Taxpayers involved in the retirement village industry need to ensure they understand the GST issues that arise in this complex area.

Replacing the going concern/farm land exemptions with a reverse charge mechanism

The going concern exemption allows the sale of tenanted property and the sale of a business that is executed by way of an asset sale to be treated as GST-free (that is, the sale is not subject to GST). Similarly, the sale of farm land that has been farmed for five years and is intended to be used for farming is GST-free. These exemptions are primarily used for cash flow and stamp duty savings.

The Government previously announced that the going concern and farm land exemptions are to be removed. These exemptions are intended to be replaced with an optional reverse charge mechanism. Normally, the vendor remits the GST on a taxable transaction. Under this mechanism, the parties can instead agree that the purchaser will be responsible for remitting GST on the transaction. Where the purchaser is entitled to claim a full input tax credit on the transaction, it will have a zero net GST liability. In addition, the definition of a going concern will be expanded so that it is easier to meet the criteria and there will be a carve-out for the sale of real property to be sold under the margin scheme.

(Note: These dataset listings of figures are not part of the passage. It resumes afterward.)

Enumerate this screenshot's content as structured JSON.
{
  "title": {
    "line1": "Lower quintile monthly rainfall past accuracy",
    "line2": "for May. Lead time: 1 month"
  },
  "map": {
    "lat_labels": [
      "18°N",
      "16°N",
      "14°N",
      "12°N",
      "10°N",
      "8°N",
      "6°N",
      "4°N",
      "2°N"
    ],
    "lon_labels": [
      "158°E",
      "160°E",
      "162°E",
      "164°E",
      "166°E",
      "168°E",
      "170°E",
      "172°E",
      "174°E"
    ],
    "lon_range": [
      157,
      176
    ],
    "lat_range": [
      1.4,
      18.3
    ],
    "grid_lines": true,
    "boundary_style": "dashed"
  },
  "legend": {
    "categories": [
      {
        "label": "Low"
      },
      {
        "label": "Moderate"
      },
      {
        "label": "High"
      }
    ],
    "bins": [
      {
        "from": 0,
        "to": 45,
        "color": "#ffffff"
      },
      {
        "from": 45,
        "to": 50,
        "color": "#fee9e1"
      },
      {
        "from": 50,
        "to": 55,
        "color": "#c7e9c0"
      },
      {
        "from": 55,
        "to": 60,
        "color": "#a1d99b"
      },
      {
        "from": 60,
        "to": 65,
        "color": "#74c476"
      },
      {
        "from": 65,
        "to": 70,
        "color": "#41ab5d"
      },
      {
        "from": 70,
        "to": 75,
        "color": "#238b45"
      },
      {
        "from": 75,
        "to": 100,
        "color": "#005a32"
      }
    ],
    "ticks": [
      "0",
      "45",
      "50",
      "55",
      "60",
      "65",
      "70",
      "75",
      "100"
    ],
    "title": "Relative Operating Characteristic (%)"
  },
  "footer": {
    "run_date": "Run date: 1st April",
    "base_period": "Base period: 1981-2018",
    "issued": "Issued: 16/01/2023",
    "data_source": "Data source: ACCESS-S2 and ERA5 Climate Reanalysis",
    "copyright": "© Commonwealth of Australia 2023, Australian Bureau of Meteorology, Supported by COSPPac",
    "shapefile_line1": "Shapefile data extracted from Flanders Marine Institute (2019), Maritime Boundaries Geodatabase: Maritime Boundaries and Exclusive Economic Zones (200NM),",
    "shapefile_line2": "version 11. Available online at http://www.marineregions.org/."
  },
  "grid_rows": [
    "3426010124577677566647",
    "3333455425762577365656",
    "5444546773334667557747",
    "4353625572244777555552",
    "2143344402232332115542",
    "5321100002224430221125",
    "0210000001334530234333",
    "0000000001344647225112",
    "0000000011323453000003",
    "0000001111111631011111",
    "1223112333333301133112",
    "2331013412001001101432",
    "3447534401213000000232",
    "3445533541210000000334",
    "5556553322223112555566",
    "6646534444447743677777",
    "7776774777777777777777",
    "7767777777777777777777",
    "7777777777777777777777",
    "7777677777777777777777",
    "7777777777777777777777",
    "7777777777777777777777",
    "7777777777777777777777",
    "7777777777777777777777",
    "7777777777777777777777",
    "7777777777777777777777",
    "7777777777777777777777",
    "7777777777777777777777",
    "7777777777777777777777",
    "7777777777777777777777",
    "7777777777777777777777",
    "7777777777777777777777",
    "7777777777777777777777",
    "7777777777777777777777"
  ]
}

The amendments were originally intended to commence on 1 July 2010, were deferred until 1 July 2011 and were recently deferred again. There is no announced start date for the proposal, although it is expected the amendments will commence some time in 2012 (the amendments commence on the first day of the first or a later quarterly tax period after royal assent of the amending legislation).

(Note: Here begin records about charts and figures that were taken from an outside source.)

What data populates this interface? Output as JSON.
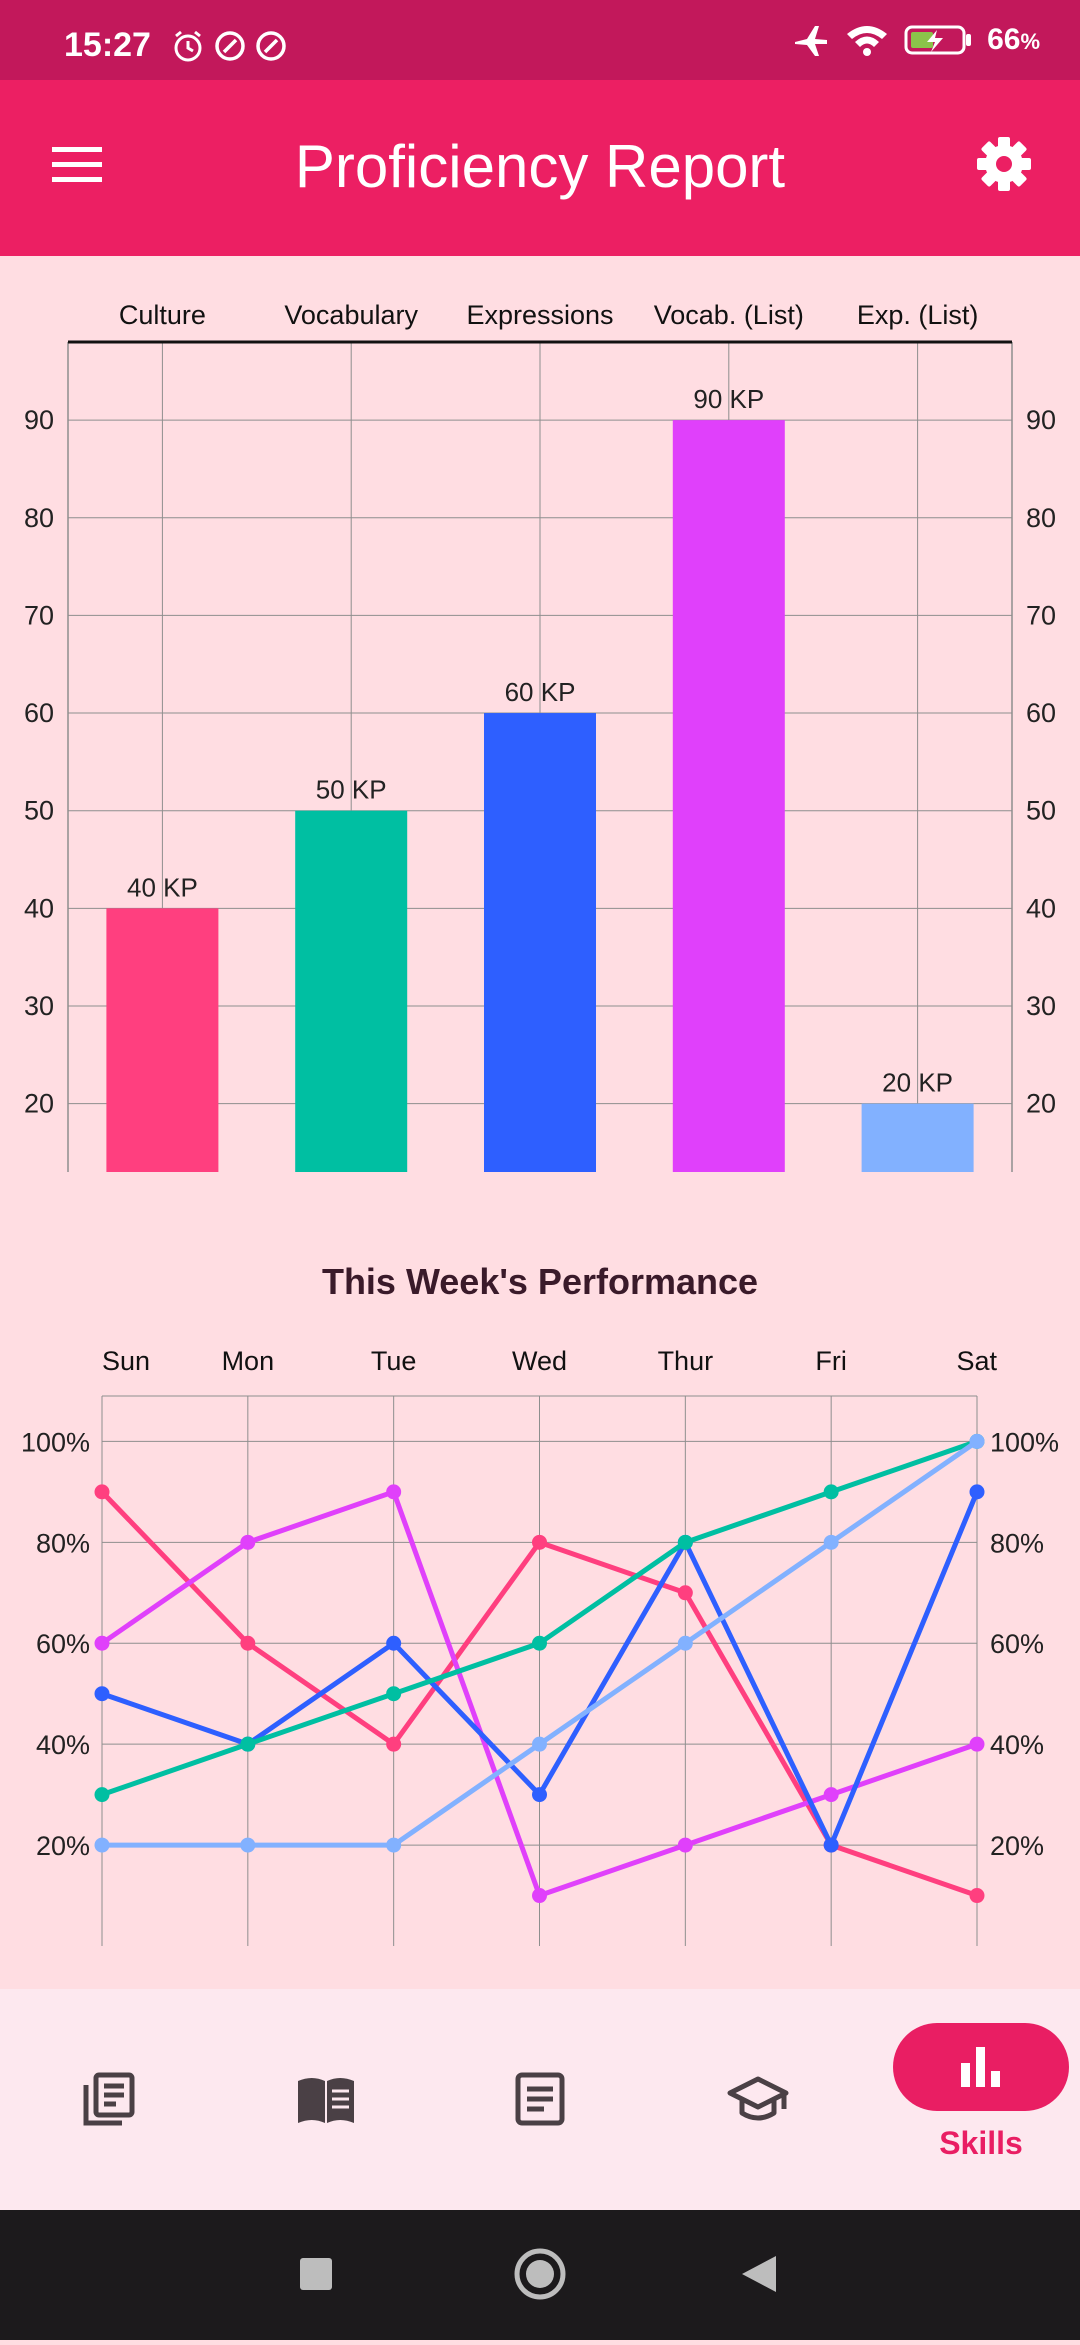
{
  "status_bar": {
    "time": "15:27",
    "battery": "66",
    "battery_unit": "%",
    "left_icons": [
      "alarm-icon",
      "data-saver-icon",
      "data-saver-icon"
    ],
    "right_icons": [
      "airplane-mode-icon",
      "wifi-icon",
      "battery-charging-icon"
    ]
  },
  "app_bar": {
    "title": "Proficiency Report",
    "menu_icon": "menu-icon",
    "settings_icon": "gear-icon",
    "color": "#EC1F63"
  },
  "chart_data": [
    {
      "type": "bar",
      "categories": [
        "Culture",
        "Vocabulary",
        "Expressions",
        "Vocab. (List)",
        "Exp. (List)"
      ],
      "values": [
        40,
        50,
        60,
        90,
        20
      ],
      "value_labels": [
        "40 KP",
        "50 KP",
        "60 KP",
        "90 KP",
        "20 KP"
      ],
      "colors": [
        "#FF3F7F",
        "#00BFA2",
        "#2E5FFF",
        "#E040FB",
        "#82B1FF"
      ],
      "y_ticks": [
        "20",
        "30",
        "40",
        "50",
        "60",
        "70",
        "80",
        "90"
      ],
      "ylim": [
        13,
        98
      ],
      "grid": true,
      "category_axis": "top"
    },
    {
      "type": "line",
      "title": "This Week's Performance",
      "x": [
        "Sun",
        "Mon",
        "Tue",
        "Wed",
        "Thur",
        "Fri",
        "Sat"
      ],
      "y_ticks": [
        "20%",
        "40%",
        "60%",
        "80%",
        "100%"
      ],
      "ylim": [
        0,
        109
      ],
      "grid": true,
      "series": [
        {
          "color": "#FF3F7F",
          "values": [
            90,
            60,
            40,
            80,
            70,
            20,
            10
          ]
        },
        {
          "color": "#E040FB",
          "values": [
            60,
            80,
            90,
            10,
            20,
            30,
            40
          ]
        },
        {
          "color": "#2E5FFF",
          "values": [
            50,
            40,
            60,
            30,
            80,
            20,
            90
          ]
        },
        {
          "color": "#00BFA2",
          "values": [
            30,
            40,
            50,
            60,
            80,
            90,
            100
          ]
        },
        {
          "color": "#82B1FF",
          "values": [
            20,
            20,
            20,
            40,
            60,
            80,
            100
          ]
        }
      ]
    }
  ],
  "bottom_nav": {
    "items": [
      {
        "icon": "notes-stack-icon"
      },
      {
        "icon": "open-book-icon"
      },
      {
        "icon": "article-icon"
      },
      {
        "icon": "graduation-cap-icon"
      },
      {
        "icon": "bar-chart-icon",
        "label": "Skills",
        "active": true
      }
    ],
    "active_color": "#E91E63"
  },
  "system_nav": {
    "icons": [
      "recents-square-icon",
      "home-circle-icon",
      "back-triangle-icon"
    ]
  }
}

Where taxpayers have transactions that could potentially be covered by the new rules, they will need to seek advice as to how to treat their arrangements. Existing GST going concern and farm land clauses are unlikely to be sufficient to appropriately deal with the new reverse charge mechanism.

Other developments

There have been a number of relevant GST legislative amendments enacted or proposed, as follows:

  • amendments to the GST grouping and joint venture rules with effect from 1 July 2010, allowing entities to self-assess their eligibility to form a GST group or GST joint venture, to form or change a GST group or GST joint venture at any time during a tax period and allowing GST group members and joint venture participants to enter into indirect tax sharing agreements to limit their GST liabilities
  • proposed amendments to expand and simplify the GST grouping membership interest rules, including allowing a broader range of stapled entities to form a GST group (no specific start date announced at this stage)
  • proposed amendments to clarify the GST treatment of general law partnerships, tax law partnerships and bare trusts (no specific start date announced at this stage)
  • proposed amendments to simplify the GST change of use adjustment rules (no specific start date announced at this stage)
  • amendments to simplify the GST tax invoice rules (from 1 July 2010)
  • a new GST regime for the treatment of government taxes, fees and charges (from 1 July 2011). This particularly affects local councils and development charges
  • a new system that applies to GST rulings (from 1 July 2010)
  • the Financial Acquisition Threshold input tax credit test will be increased from $50,000 to $150,000.

There have been a number of recent GST cases concerning property issues, including cases on the going concern provisions, the margin scheme, classification of property as residential and commercial residential premises and enterprise issues. There are also a number of GST cases in the pipeline.

A number of recent GST rulings and determinations have been released by the ATO, including a draft GST ruling on residential premises and commercial residential premises (GSTR 2011/D2) and a draft GST Determination dealing with the farm land GST-free exemption (GST Determination GSTD 2011/D1).

The ATO has recently issued a number of useful publications for the property industry, including a margin scheme guide and a property contract and tax invoice GST checklist. The margin scheme guide in particular demonstrates how complex the margin scheme has become as a result of the legislative amendments in 2005 and 2008.